President Bush also pressed Israel to halt construction of West Bank settlements. He assured Abbas he shared his vision of two states living side by side in peace, but said the Palestinian government must shore up power in the Gaza Strip which has been the scene of chaos and lawlessness since Israel pulled out in August.
Mr. Bush referred to a U.N. blueprint for peacemaking, which was approved by the United States, when he warned that “Israel should not undertake any activity that contravenes its roadmap obligations.” Without elaboration, he said Israel would be “held to account” for any actions that hamper peacemaking or burden the lives of Palestinians.

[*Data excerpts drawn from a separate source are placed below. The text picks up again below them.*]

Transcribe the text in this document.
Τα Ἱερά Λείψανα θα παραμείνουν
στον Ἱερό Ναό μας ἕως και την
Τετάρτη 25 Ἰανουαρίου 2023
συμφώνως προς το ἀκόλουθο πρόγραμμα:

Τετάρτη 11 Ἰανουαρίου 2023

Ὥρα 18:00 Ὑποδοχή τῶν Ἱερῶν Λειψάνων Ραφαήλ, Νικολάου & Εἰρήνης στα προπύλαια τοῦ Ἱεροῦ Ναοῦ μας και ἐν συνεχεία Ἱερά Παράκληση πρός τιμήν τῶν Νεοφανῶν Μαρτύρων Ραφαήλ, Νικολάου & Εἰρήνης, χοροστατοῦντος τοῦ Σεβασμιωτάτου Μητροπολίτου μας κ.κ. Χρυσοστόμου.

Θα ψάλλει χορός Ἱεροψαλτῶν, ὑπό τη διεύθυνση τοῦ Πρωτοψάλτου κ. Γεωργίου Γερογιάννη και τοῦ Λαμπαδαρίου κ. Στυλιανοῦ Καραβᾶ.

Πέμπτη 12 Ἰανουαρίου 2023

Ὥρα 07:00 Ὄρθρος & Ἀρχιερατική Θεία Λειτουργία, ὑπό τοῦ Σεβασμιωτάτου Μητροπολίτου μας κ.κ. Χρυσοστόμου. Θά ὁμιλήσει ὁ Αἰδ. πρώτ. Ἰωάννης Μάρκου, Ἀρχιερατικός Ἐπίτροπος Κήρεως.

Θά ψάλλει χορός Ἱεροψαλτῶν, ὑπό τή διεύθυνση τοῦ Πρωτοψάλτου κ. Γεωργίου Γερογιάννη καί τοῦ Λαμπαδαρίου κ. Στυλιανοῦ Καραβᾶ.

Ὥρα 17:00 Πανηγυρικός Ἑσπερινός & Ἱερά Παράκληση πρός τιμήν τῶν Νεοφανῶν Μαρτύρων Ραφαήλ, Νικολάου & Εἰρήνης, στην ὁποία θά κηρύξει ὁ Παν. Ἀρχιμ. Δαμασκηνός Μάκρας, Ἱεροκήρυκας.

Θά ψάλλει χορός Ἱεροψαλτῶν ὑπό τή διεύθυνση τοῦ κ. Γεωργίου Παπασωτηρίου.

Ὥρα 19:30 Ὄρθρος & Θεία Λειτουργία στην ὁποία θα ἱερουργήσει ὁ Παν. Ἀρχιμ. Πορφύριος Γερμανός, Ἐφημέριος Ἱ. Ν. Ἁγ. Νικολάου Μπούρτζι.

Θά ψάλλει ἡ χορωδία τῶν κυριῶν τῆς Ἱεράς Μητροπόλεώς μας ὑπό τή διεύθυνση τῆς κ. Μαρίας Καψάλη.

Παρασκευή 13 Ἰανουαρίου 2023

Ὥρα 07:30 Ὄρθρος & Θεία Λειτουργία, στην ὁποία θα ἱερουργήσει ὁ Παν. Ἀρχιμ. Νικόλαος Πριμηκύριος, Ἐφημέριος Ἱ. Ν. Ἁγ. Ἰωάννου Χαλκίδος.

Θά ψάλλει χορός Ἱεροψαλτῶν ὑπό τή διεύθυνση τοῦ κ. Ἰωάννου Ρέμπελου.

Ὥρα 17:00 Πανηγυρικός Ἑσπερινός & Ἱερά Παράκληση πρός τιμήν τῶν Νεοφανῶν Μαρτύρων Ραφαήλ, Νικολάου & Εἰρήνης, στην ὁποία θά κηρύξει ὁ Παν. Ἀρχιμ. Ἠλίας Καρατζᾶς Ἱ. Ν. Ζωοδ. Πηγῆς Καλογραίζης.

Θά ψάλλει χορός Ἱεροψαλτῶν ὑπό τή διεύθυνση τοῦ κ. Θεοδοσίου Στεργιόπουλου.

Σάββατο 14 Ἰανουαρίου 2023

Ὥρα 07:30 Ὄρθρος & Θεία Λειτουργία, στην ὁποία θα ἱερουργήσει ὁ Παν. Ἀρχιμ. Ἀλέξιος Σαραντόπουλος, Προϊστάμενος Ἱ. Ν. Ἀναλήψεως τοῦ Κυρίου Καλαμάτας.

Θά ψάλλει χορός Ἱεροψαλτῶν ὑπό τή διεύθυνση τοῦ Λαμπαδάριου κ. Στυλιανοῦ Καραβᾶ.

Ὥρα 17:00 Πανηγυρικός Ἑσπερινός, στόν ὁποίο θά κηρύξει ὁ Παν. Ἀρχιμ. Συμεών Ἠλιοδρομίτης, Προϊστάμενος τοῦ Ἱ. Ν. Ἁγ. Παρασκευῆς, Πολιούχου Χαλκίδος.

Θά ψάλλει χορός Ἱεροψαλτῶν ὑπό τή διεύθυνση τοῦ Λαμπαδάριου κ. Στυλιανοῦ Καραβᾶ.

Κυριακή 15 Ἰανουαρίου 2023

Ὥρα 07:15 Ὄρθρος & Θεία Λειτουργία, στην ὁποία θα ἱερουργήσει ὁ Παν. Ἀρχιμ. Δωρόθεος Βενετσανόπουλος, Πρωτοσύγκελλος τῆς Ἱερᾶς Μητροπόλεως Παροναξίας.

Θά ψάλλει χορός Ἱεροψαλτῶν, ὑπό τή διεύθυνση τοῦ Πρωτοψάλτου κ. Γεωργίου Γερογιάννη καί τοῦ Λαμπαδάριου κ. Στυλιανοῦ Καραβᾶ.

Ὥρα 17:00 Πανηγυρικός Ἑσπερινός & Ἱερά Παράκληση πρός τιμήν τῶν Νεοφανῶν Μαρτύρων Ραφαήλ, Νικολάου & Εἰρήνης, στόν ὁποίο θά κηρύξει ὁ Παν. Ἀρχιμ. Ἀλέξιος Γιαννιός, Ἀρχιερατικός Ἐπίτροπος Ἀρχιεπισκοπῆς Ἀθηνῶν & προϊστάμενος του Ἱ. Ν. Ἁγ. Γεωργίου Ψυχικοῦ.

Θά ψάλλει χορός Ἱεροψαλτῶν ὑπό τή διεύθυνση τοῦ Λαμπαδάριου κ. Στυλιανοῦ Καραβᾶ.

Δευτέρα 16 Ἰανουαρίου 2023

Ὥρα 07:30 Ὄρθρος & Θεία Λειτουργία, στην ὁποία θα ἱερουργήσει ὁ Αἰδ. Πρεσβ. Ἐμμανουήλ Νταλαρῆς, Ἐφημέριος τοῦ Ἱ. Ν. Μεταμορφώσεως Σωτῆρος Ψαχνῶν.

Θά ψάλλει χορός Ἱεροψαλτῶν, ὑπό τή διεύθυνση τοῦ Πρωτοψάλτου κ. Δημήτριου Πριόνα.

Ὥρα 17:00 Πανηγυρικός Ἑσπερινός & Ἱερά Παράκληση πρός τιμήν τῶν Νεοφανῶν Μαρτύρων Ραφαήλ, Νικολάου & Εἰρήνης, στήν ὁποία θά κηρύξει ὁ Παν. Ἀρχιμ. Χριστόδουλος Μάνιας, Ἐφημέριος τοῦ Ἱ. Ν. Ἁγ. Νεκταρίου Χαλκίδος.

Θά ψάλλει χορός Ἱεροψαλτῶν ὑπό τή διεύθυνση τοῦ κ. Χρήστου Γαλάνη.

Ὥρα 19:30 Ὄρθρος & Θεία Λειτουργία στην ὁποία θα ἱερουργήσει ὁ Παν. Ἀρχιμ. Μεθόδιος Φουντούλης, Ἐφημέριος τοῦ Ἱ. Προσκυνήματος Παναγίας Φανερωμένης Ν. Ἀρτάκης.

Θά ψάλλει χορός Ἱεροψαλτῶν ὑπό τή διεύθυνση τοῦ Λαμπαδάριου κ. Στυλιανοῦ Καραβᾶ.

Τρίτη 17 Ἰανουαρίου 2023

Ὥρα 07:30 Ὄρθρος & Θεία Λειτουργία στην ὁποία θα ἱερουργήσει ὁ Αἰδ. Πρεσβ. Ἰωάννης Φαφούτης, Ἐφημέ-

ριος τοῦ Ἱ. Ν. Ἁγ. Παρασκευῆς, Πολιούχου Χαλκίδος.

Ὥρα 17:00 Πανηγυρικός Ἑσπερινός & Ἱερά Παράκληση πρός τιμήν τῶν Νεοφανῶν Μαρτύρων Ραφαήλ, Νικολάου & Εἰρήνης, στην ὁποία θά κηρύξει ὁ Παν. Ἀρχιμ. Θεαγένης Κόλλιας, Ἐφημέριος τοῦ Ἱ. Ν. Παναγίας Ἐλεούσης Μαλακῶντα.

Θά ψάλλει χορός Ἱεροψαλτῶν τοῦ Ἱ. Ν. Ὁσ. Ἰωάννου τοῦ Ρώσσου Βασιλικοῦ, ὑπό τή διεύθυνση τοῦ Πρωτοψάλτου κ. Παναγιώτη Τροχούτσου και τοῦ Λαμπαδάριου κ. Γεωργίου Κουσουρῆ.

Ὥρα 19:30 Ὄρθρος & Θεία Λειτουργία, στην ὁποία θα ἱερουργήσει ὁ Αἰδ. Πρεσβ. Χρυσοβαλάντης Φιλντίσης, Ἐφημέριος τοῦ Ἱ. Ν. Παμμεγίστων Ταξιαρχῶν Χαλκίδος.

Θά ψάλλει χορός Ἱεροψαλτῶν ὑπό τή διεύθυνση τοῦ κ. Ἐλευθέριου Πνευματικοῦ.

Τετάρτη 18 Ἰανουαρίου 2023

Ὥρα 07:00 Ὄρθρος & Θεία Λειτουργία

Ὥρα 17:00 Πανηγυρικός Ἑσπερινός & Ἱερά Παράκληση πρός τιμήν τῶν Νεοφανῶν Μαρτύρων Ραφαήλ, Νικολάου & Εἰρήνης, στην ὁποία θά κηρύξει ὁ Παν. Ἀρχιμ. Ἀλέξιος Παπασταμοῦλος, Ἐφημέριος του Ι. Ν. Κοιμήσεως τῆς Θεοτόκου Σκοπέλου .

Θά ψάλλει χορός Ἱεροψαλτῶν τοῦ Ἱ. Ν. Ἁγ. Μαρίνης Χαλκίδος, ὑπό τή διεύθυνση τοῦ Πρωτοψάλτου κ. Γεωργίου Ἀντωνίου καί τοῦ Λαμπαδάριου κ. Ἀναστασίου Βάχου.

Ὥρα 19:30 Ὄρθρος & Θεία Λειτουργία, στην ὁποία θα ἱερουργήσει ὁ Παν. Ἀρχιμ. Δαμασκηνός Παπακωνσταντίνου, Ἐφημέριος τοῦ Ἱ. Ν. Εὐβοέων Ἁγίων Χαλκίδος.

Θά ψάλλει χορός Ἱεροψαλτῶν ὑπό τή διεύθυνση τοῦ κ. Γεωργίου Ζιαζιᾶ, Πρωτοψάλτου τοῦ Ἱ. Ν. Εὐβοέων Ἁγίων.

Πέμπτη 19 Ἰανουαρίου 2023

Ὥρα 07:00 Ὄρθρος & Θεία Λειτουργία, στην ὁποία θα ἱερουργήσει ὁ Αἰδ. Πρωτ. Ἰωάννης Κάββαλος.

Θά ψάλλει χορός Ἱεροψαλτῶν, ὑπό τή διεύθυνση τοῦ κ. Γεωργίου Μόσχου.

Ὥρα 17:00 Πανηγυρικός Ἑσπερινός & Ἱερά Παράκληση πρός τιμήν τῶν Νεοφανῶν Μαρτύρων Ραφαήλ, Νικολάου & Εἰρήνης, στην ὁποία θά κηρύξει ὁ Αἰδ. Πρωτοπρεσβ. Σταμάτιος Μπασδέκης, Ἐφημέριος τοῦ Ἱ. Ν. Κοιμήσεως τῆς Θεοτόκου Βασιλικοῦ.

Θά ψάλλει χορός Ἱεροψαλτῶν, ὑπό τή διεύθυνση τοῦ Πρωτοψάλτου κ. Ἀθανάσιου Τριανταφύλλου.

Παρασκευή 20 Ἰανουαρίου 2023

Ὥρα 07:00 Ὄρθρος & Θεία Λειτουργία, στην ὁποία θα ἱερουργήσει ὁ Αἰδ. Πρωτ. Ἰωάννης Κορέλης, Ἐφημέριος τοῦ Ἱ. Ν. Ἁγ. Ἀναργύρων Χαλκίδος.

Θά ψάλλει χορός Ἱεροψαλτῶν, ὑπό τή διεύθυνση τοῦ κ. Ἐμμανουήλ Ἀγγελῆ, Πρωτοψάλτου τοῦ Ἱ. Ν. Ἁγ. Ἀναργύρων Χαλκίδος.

Abbas also insisted that Israel remove roadblocks and lift curbs on Palestinian travel in the West Bank, saying the restrictions had caused his people “hardship and humiliation.” He criticized Israel’s security wall — especially in Jerusalem — where Palestinians hope to establish their state capital.
Abbas assured President Bush that election of a Palestinian legislature in January would establish one law to govern that area.
Last May when the two met in the Rose Garden, Abbas said Palestinians were “in dire need of freedom.” President Bush’s support signals progress toward Abbas’ goal.
Since then, Israeli Prime Minister Ariel Sharon enacted initiatives to relinquish Gaza after a 38-year occupation. Israel has also dismantled four West Bank settlements.
One of Abbas’ most pressing issues is the extreme poverty of his people. Almost all of the 1.4 million Palestinians living in Gaza are desperately poor. Abbas is seeking help from Israel to get November’s harvest to outside markets, and also would like to focus attention on Palestinian demands for full-scale Israeli withdrawal from the West Bank and east Jerusalem, according to the AP.